In the past, getting north along the Arctic coast meant quick and careful timing. A vessel might be slogging through ice bergs in July, which can still happen today. But generally, climate change means the season carries a longer window – June to September, Mastolier said.
“We’re able to go anywhere for a long range. It’s not to the point where there’s winter work along the coasts, but there’s a great deal of demand for work in this time of a warming Arctic,” he said.
Harbormaster Bryan Hawkins said a number of vessels are contracted out for science or seismic work from Homer, about 10 or more.

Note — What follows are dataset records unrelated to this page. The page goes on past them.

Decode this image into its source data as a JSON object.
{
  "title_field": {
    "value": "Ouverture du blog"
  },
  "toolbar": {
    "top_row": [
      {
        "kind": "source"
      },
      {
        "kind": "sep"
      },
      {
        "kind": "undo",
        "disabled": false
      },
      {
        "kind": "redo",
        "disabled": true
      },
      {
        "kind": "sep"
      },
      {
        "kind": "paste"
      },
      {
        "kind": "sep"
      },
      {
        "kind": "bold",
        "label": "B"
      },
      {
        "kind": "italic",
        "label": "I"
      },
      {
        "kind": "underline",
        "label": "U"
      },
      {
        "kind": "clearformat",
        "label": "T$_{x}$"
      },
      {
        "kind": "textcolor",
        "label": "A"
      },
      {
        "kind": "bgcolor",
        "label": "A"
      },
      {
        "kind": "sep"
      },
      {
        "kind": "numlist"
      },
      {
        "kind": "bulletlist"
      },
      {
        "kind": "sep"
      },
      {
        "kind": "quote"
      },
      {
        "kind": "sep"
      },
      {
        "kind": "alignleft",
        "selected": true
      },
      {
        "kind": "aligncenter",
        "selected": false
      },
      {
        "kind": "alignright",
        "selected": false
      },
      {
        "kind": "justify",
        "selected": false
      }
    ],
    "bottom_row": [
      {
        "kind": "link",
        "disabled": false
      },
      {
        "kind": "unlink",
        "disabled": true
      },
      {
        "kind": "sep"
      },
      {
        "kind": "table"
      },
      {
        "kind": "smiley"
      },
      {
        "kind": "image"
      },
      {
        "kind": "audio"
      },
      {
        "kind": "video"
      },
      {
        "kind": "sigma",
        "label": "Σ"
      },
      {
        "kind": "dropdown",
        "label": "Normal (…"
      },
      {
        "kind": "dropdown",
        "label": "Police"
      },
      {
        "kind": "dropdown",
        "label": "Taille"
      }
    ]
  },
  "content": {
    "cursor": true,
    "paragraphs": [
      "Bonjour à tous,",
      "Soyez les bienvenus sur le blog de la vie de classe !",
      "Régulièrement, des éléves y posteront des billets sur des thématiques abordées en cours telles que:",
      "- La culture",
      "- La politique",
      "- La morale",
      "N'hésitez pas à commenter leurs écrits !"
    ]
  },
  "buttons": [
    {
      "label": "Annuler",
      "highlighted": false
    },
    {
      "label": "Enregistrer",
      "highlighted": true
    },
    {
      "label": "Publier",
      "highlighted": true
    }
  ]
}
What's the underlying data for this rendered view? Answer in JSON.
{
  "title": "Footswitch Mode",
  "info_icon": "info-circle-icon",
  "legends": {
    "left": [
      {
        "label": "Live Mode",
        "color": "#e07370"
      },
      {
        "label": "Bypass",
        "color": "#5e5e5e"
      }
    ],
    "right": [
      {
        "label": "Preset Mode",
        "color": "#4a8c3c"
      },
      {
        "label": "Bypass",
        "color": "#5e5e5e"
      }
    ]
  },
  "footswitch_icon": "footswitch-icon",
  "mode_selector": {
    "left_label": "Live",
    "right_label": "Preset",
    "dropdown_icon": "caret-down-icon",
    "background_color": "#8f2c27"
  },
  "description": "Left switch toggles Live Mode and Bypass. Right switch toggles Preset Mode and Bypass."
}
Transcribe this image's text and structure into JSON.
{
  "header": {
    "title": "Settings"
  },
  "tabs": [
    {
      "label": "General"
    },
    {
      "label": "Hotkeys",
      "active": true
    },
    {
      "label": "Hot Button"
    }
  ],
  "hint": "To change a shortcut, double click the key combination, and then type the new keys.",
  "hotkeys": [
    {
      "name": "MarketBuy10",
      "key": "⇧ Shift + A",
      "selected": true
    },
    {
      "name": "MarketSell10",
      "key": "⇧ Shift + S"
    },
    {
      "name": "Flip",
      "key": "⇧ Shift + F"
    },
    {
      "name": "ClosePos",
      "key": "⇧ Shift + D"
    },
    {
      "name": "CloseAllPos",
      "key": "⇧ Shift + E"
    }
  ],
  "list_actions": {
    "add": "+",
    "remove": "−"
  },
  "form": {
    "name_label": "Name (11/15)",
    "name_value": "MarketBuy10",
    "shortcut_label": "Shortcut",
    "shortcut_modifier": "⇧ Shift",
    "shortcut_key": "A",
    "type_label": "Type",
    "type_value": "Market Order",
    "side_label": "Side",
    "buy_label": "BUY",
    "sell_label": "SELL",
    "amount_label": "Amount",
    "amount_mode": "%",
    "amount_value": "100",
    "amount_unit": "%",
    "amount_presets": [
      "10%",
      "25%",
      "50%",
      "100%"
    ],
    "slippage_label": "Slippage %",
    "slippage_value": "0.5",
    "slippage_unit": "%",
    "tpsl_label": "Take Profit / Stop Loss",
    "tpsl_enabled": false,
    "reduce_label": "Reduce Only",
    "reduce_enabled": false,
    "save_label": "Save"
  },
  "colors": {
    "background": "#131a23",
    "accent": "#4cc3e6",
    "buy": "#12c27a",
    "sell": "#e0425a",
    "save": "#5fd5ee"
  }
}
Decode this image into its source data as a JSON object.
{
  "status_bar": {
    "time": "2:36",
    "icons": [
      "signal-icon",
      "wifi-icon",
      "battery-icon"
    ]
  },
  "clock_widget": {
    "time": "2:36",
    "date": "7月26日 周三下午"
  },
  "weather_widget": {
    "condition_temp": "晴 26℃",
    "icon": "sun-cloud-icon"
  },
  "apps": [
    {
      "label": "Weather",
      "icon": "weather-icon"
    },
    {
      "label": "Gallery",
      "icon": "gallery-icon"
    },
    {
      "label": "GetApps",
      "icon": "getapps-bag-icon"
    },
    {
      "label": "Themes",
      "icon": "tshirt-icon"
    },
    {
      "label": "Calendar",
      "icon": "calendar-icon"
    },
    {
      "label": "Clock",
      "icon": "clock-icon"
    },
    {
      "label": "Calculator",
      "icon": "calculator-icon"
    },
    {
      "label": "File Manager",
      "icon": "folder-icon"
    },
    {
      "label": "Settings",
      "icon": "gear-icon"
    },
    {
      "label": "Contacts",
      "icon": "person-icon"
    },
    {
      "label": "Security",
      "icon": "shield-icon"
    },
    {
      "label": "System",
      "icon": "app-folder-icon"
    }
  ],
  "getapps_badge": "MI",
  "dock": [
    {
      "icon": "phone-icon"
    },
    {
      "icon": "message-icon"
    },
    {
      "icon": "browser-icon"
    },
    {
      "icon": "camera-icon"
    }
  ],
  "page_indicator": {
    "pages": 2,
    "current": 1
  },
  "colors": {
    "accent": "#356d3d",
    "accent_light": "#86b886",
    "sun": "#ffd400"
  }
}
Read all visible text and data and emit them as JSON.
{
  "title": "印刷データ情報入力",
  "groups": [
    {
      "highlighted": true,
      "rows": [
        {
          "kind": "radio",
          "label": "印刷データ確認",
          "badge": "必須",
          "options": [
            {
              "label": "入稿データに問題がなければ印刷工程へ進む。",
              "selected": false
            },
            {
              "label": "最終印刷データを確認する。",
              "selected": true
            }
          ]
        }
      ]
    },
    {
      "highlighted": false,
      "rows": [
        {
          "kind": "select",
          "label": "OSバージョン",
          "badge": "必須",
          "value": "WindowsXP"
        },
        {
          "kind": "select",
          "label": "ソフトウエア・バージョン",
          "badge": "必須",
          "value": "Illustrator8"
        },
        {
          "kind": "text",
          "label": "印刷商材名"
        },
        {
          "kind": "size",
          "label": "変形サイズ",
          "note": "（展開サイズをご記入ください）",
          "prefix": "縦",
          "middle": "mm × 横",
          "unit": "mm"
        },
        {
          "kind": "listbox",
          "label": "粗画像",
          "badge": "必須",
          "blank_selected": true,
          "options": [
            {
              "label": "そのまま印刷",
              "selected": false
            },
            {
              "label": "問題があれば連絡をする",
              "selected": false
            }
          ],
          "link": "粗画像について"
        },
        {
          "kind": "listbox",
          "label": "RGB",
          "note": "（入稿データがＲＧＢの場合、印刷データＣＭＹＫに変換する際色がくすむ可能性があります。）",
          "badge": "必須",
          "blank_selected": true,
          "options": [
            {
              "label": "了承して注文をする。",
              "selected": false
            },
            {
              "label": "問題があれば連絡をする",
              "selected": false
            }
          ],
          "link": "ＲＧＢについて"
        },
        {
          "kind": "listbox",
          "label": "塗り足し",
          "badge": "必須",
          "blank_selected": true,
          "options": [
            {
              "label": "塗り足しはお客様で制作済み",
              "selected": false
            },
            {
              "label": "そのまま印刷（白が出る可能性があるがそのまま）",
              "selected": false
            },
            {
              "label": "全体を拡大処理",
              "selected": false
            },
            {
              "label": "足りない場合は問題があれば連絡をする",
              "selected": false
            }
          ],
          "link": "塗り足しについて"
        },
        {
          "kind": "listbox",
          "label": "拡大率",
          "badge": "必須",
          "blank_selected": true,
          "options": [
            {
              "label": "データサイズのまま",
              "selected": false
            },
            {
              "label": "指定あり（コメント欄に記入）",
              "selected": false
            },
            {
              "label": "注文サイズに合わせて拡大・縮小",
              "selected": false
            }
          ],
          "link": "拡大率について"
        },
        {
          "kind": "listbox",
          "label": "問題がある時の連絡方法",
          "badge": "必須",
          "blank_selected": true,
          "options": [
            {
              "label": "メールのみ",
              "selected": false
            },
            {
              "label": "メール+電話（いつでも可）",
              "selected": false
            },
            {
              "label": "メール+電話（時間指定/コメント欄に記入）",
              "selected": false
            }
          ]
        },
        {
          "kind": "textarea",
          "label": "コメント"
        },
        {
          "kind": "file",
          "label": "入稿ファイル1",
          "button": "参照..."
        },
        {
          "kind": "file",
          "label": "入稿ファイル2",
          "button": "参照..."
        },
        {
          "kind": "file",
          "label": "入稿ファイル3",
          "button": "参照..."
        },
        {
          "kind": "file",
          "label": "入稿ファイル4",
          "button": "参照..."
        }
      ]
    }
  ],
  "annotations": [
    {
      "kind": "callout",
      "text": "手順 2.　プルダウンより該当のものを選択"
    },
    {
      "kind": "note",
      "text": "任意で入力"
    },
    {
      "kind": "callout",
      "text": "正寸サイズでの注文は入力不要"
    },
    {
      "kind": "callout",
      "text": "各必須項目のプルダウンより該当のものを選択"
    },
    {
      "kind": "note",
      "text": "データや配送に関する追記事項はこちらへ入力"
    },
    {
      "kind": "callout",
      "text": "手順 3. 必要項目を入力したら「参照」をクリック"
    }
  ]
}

“Things are picking up in that field with the expanded efforts in the (Cook) Inlet for exploration. There’s more work. Apache had six boats from Homer working last summer,” Hawkins said. “They’re also going into the Arctic and down into Southeast Alaska. There is a lot of oil related charter work going on. Then there’s science, bird habitat and annual contracts with the Coast Guard for the repeater sites to keep the VHF working.”